فريد بوغدير
Ciné-Bulles : À quoi attribuez-vous le succès que remporte Halfaouine depuis sa sortie ?
Férid Boughedir : Ce qui arrive à ce film est un peu inespéré. Quand je l’ai écrit, j’ai essayé de parler le plus simplement, le plus honnêtement possible d’une réalité locale. Je croyais faire une œuvre intime en parlant du monde qui m’entoure, de la société nordafricaine vue par le biais du microcosme où vit un enfant. Et c’est parce que le film reflète très fidèlement le mode de vie presque quotidien du quartier Halfaouine, un quartier populaire de Tunis, que même les Japonais l’ont acheté à Cannes. Je m’aperçois que plus on est local, plus on est universel. C’est la spécificité d’une culture qui fait son universalité.

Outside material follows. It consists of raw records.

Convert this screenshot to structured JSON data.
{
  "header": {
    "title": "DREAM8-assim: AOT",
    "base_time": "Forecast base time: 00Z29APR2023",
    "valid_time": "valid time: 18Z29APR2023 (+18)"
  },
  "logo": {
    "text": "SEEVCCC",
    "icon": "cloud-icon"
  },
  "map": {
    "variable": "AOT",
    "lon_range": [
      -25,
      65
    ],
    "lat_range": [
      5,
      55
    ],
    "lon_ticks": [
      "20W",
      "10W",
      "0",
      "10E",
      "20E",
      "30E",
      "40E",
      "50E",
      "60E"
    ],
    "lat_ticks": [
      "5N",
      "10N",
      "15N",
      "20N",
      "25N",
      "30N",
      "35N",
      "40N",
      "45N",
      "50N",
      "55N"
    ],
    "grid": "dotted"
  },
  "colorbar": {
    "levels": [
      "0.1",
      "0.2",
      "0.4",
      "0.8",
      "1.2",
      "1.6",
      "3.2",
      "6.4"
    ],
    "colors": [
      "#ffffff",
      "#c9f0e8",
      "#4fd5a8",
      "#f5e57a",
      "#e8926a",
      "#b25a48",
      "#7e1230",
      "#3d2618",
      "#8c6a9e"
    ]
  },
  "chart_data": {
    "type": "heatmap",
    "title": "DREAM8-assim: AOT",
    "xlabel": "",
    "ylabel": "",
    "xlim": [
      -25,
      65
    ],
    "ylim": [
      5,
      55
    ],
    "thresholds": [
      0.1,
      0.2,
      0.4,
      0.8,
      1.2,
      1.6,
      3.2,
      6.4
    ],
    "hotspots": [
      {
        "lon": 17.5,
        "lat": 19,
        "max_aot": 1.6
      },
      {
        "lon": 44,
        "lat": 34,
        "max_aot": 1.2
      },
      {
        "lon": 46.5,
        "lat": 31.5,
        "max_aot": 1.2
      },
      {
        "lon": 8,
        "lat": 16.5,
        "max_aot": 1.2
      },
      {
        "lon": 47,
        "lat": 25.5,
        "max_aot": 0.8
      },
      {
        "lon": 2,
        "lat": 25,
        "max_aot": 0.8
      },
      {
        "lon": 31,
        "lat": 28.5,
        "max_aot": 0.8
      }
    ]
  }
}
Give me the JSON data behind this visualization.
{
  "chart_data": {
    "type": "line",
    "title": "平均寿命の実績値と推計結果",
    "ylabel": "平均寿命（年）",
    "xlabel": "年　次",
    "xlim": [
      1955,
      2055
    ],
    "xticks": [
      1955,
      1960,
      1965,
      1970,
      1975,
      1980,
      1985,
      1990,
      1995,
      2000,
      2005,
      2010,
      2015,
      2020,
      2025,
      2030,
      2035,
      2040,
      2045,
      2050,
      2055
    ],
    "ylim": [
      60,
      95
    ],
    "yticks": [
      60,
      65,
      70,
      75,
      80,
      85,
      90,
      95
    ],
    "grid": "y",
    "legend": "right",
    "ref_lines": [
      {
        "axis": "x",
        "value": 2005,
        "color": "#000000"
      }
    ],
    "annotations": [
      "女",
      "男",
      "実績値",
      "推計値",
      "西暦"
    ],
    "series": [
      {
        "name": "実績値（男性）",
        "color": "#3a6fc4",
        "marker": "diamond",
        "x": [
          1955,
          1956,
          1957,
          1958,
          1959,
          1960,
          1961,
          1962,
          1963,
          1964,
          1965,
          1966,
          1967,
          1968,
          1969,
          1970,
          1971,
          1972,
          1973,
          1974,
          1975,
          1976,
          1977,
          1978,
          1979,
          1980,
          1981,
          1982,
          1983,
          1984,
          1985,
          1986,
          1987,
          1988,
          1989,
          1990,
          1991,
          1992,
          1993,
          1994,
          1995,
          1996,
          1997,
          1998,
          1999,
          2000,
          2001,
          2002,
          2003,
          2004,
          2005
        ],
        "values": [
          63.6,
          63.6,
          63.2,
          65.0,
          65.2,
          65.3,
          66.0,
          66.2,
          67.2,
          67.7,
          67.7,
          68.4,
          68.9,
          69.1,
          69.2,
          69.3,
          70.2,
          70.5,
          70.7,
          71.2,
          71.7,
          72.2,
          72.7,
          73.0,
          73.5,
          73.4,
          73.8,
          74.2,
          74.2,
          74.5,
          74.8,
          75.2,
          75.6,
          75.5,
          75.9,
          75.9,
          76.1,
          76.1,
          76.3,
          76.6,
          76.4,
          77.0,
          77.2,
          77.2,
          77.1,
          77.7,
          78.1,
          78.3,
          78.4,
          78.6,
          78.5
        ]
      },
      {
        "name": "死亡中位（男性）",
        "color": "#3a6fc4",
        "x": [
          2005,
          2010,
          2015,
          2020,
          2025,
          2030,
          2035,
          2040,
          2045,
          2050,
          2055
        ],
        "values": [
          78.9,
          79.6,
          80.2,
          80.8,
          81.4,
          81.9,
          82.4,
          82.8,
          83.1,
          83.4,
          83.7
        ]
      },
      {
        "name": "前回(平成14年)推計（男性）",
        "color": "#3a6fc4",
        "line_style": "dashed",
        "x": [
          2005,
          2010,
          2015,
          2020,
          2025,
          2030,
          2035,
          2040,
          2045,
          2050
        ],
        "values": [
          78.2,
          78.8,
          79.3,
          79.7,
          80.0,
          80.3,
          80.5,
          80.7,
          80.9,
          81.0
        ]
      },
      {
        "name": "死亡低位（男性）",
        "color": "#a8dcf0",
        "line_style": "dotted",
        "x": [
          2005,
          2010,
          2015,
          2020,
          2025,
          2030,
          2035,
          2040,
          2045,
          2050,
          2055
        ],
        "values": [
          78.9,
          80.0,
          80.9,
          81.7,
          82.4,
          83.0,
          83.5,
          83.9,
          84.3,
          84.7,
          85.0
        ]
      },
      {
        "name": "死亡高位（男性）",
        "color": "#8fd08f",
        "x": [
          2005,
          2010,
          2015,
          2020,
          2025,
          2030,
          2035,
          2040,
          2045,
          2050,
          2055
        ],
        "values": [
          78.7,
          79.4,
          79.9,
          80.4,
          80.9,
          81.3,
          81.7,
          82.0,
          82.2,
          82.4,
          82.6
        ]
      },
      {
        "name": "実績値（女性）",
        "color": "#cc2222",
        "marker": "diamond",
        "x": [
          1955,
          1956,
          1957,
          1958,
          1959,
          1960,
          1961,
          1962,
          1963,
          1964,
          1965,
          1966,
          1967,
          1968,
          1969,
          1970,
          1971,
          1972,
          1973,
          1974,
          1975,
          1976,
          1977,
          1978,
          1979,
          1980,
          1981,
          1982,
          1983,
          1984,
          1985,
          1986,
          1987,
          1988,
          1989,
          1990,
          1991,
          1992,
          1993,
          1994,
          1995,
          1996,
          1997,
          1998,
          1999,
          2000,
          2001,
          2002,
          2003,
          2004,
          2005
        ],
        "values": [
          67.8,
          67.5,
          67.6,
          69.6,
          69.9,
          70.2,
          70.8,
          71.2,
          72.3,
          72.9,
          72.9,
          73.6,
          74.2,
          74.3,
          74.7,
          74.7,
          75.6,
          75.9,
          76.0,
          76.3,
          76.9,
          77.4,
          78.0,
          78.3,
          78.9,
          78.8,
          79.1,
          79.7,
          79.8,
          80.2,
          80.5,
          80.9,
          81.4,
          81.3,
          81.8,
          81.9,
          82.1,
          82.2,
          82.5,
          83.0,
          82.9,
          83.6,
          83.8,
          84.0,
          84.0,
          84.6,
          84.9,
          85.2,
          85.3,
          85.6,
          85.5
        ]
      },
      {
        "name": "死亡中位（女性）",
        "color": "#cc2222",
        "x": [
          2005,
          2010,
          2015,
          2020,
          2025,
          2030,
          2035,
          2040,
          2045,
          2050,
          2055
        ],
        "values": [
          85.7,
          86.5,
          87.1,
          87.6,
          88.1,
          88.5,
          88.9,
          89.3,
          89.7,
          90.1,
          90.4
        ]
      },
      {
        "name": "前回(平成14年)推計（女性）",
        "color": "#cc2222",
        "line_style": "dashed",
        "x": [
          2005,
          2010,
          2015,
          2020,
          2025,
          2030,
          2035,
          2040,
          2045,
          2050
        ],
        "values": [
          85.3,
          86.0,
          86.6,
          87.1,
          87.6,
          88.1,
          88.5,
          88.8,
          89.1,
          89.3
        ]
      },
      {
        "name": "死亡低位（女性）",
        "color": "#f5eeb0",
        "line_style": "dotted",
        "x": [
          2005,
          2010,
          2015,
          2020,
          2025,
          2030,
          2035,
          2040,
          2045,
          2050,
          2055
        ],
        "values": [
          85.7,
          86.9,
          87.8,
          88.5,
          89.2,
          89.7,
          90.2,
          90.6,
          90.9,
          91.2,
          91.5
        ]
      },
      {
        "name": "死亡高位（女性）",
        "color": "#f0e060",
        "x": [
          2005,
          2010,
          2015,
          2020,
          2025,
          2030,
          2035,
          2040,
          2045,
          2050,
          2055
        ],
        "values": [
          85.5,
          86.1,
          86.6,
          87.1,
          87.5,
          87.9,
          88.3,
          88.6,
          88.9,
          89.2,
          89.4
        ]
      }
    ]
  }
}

Beaucoup de films ont déjà montré une culture locale ; je crois que la force de Halfaouine réside dans le fait qu’il ne le fait pas de façon artificielle. C’est un film à plusieurs niveaux, à plusieurs tiroirs ; l’histoire, qui concerne tous les enfants du monde, illustre le passage de l’enfance à l’adolescence. Seulement, j’ai voulu montrer que ce passage se fait de façon très différente ici par rapport aux autres pays du monde. Pour nous, les hommes maghrébins, lorsqu’on quitte le monde de l’enfance pour intégrer celui des adultes, en fait, on laisse le monde des femmes pour rejoindre celui des hommes. Il s’agit de deux univers extrêmement différents.
Au Maghreb, la société des femmes est très séparée de celle des hommes ; il y a un fossé entre elles. À tel point que chacun de ces mondes a pratiquement sécrété une culture spécifique : les femmes ont, par exemple, un vocabulaire que les hommes n’emploient pas. Les maisons appartiennent aux femmes, les hommes n’y fraient pas car ils risquent de se faire traiter de femmelettes. La rue et les cafés sont le domaine des hommes ; les femmes ne vont pas au café, ne traînent pas lorsqu’elles vont faire les commissions, ne s’installent pas dans la rue. Les deux univers sont différents, ce qui ne veut pas dire qu’ils soient imperméables. Au contraire, il y a des lieux de passage, mais seul l’enfant a le droit de passer entre ces deux mondes ; il y circule librement jusqu’au moment où l’on juge qu’il est trop grand pour demeurer dans l’univers des femmes.